Re: 3Sat: 22:35 Uhr / Uhlenflug

#22

Beitrag von Knurrhuhn » So 11. Mär 2012, 11:34

Hallo Spottdrossel,

ich kann Dir nur sagen wie es in meiner eigenen Familie, so in den 1920er/30er Jahren, gewesen ist.

Mein Großvater väterlicherseits betrieb Selbstversorgung parallel zur Lohnarbeit. Er war bei der Bahn angestellt, in seinem Haus lebte er mit Frau und vier Kindern sowie seiner betagten Mutter, besaß einiges an Land und Waldstücken.
Im Garten wurde sämtliches Gemüse angebaut was man brauchte, es gab Obstwiesen, eine Kuh, Schweine, Hühner und Kaninchen. Im Wald und Flur wurde Brennholz gemacht, Kräuter und Pilze gesammelt, Beeren gepflückt, Eicheln zu Kaffee geröstet, Rüben zum "örtlichen Zuckerrübenkocher" gebracht der davon Rübenkraut kochte (ich meine das süße, zähe, dunkle Zeug!).
Ich glaube, es gab auch eine Ölmühle außerhalb des Dorfes wo Lein hingebracht wurde, bin mir da aber nicht mehr ganz sicher.
Ach ja, und im Krieg hat die Familie sogar Tabak selbst angebaut.
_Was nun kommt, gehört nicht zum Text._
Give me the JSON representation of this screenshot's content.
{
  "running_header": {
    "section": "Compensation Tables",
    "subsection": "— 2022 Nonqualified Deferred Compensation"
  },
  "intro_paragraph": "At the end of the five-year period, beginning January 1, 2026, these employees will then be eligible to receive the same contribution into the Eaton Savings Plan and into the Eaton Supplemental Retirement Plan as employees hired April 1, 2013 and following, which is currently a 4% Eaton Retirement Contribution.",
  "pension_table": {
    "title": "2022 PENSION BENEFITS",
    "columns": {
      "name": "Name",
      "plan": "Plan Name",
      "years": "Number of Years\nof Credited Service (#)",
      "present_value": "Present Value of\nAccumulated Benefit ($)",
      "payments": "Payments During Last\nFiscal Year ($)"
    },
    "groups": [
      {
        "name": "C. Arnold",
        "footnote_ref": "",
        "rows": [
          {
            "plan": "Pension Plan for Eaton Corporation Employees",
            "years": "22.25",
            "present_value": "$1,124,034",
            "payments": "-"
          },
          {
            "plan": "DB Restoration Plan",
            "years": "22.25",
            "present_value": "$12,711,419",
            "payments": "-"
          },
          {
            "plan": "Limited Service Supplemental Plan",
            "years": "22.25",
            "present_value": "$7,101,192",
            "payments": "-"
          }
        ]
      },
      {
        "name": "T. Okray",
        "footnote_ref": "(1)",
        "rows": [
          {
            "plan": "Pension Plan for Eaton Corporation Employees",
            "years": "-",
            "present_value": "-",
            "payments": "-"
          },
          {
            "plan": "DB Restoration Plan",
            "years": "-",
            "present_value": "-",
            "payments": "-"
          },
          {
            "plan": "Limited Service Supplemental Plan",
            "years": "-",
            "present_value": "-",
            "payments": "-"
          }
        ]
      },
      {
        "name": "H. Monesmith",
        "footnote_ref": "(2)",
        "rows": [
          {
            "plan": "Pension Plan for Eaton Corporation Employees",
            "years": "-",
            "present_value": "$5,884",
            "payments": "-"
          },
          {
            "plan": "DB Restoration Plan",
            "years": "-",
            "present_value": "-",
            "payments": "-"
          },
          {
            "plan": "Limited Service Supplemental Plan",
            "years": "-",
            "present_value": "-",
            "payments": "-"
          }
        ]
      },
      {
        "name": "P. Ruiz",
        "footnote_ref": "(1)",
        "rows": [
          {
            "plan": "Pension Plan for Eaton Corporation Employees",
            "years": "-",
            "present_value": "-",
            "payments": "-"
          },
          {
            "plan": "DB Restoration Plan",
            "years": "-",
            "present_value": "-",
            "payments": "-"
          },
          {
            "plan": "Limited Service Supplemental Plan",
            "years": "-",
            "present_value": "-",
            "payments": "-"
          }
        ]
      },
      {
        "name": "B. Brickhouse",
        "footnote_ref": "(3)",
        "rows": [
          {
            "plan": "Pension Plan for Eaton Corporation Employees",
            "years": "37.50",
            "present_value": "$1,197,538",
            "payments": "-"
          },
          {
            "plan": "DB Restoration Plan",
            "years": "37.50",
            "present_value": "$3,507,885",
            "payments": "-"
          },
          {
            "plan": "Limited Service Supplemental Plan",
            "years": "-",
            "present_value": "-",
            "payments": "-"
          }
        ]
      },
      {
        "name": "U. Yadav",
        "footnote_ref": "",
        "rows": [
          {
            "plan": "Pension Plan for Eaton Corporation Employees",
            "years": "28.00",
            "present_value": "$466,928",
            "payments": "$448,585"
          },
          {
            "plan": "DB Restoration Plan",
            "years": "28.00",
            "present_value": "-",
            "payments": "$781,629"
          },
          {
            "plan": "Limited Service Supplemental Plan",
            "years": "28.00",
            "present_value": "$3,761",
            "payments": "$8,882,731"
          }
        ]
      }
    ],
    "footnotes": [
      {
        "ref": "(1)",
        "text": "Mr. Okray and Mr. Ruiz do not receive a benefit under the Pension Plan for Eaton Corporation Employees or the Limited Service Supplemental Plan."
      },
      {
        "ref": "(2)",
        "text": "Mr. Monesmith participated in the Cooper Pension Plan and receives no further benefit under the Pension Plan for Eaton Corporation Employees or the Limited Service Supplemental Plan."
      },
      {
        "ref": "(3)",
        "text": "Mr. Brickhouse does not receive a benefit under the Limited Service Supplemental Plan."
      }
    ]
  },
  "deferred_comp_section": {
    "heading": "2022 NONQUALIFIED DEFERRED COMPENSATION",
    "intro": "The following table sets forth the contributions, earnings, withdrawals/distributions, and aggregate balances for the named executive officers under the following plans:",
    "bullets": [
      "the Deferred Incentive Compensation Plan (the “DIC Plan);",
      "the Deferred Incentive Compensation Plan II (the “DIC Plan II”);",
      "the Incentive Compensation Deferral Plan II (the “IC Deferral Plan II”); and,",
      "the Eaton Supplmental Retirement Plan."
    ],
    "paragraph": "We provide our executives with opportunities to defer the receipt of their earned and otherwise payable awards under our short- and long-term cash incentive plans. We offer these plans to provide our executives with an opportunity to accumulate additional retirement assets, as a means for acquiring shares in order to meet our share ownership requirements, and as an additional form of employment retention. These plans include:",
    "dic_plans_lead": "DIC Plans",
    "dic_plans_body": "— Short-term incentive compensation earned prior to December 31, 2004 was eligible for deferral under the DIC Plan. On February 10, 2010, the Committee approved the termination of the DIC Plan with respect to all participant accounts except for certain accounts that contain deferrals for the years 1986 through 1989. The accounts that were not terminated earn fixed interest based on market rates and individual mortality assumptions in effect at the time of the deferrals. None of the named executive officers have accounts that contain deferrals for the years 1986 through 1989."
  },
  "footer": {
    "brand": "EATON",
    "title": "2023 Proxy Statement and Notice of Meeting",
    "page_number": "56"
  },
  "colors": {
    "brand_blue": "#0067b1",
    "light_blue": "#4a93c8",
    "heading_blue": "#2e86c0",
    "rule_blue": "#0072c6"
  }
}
Am Haus gab es Schuppen und Werkstatt, alles was man selbst machen konnte wurde selbst hergestellt. Mein Vater hat noch Stellmacher gelernt, ein Beruf der nur wenige Jahre später leider ausstarb.

Aber Deine Frage finde ich interessant - ich muß meinen Onkel mal fragen ob er noch weiß, was sein Großvater, also mein Ur-Opa, gemacht hat beruflich bzw. SV-mäßig.

Im Ruhrgebiet wurde neben der Arbeit im Bergwerk auch vieles noch selber angebaut oder Kaninchen gehalten.
Ist vielleicht auch ein Unterschied von der Stadt zum Land, und auch welche Zeit man als "früher" definiert ... oder, wo SV aufhört und gewerbliche Landwirtschaft beginnt?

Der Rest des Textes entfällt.